Taking a practical, hands-on approach to multilevel modeling, this book provides readers with an accessible and concise introduction to HLM and how to use the technique to build models for hierarchical and longitudinal data. Each section of the book answers a basic question about multilevel modeling, such as, "How do you determine how well the model fits the data?" After reading this book, readers will understand research design issues associated with multilevel models, be able to accurately interpret the results of multilevel analyses, and build simple cross-sectional and longitudinal multilevel models.
A must have for any statistics student or beginner statistician. I read this book many many times while working on my dissertation. It also helped me to better communicate my vision, methodology, and results to my less data literate committee members. The book overall enhanced my understanding and skill set with multilevel modeling.
Simple monography about multilevel modeling in Statistics. Highly recommended to complement any Stats 101 course This is the kind of book that gets better every time you read it (Already finished my second read).

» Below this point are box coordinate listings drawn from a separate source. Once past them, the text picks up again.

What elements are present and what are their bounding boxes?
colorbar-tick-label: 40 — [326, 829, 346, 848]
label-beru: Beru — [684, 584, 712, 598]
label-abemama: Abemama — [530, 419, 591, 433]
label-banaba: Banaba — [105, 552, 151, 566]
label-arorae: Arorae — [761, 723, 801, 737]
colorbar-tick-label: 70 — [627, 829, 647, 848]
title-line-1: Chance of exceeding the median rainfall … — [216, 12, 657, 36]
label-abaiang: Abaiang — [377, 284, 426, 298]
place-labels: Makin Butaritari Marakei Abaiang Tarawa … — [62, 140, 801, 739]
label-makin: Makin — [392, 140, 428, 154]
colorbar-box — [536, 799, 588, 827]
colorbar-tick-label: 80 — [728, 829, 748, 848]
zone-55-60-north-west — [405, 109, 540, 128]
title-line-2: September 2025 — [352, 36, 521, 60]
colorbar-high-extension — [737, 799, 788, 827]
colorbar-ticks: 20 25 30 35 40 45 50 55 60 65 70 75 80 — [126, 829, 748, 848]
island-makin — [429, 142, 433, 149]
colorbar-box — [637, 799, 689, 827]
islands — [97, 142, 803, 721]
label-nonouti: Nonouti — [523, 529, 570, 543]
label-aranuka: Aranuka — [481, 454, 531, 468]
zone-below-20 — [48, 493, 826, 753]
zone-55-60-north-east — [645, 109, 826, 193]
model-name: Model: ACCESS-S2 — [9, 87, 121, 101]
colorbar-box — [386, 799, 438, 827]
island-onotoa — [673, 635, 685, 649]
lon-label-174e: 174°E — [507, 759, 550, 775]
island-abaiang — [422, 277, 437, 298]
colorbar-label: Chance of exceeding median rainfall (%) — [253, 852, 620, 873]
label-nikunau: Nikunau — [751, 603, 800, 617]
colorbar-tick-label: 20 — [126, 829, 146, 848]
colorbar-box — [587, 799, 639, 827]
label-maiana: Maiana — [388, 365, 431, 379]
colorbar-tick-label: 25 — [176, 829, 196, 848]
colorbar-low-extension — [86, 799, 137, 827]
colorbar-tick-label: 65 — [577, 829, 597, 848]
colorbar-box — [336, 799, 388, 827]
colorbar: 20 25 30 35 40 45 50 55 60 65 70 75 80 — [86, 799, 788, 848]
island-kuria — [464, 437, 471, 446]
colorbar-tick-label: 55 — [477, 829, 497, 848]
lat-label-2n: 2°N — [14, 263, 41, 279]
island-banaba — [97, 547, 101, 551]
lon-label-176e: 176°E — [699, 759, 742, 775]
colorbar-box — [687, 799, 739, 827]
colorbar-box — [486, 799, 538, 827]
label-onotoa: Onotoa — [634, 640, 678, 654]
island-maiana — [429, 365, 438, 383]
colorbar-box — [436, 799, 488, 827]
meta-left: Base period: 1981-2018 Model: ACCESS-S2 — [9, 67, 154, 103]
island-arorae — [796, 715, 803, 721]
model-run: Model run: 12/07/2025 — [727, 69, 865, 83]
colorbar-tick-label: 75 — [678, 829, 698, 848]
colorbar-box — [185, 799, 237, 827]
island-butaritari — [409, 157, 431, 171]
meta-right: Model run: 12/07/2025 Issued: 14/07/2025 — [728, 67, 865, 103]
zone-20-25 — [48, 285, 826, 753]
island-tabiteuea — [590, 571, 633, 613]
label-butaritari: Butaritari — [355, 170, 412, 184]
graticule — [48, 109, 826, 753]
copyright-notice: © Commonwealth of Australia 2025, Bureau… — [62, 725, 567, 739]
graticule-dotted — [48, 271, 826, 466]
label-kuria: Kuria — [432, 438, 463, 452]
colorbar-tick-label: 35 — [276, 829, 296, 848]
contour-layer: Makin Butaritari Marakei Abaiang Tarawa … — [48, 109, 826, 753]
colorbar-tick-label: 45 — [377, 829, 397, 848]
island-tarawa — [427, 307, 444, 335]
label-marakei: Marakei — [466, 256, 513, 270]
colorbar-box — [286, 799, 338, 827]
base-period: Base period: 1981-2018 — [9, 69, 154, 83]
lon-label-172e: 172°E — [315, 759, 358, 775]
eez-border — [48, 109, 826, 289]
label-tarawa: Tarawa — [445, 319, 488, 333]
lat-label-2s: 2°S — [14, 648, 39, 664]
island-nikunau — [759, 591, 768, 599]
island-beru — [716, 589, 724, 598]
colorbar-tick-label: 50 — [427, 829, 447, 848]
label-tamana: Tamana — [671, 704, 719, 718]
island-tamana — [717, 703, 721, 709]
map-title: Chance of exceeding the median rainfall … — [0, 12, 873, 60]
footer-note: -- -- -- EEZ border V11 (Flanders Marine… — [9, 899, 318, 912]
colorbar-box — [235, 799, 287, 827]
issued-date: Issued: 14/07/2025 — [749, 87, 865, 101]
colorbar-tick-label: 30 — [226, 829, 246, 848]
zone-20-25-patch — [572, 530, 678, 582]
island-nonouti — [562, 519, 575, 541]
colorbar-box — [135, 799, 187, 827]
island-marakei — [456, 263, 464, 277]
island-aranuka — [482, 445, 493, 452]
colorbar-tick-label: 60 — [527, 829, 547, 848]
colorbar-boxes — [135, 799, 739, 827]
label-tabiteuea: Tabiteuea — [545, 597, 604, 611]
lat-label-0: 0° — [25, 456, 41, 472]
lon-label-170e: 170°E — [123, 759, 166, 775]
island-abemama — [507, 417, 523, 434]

Within the series, this is one of the better articulated books. Luke explains multi-level modeling in very basic terms. He does not skip over the rational behind why the technique is used, what its benefits and weaknesses are and any qualitative rigor that should be applied in advance of employing the technique.
He recognizes that many statistical packages are the norm and provides some commentary on the benefits of each. All examples are well described with jargon defined in a straight forward manner. He employs examples that are easily accessible to any person in any discipline reading this book.
I also greatly appreciate the additional ML Modeling reference websites in the back pages.
Well written introductory piece into the multilevel modeling that will immediately force you to doubt most of your conclusions based on a single level analysis. Though, that is partially caused due to a very little discussion about the limits accompanying the method.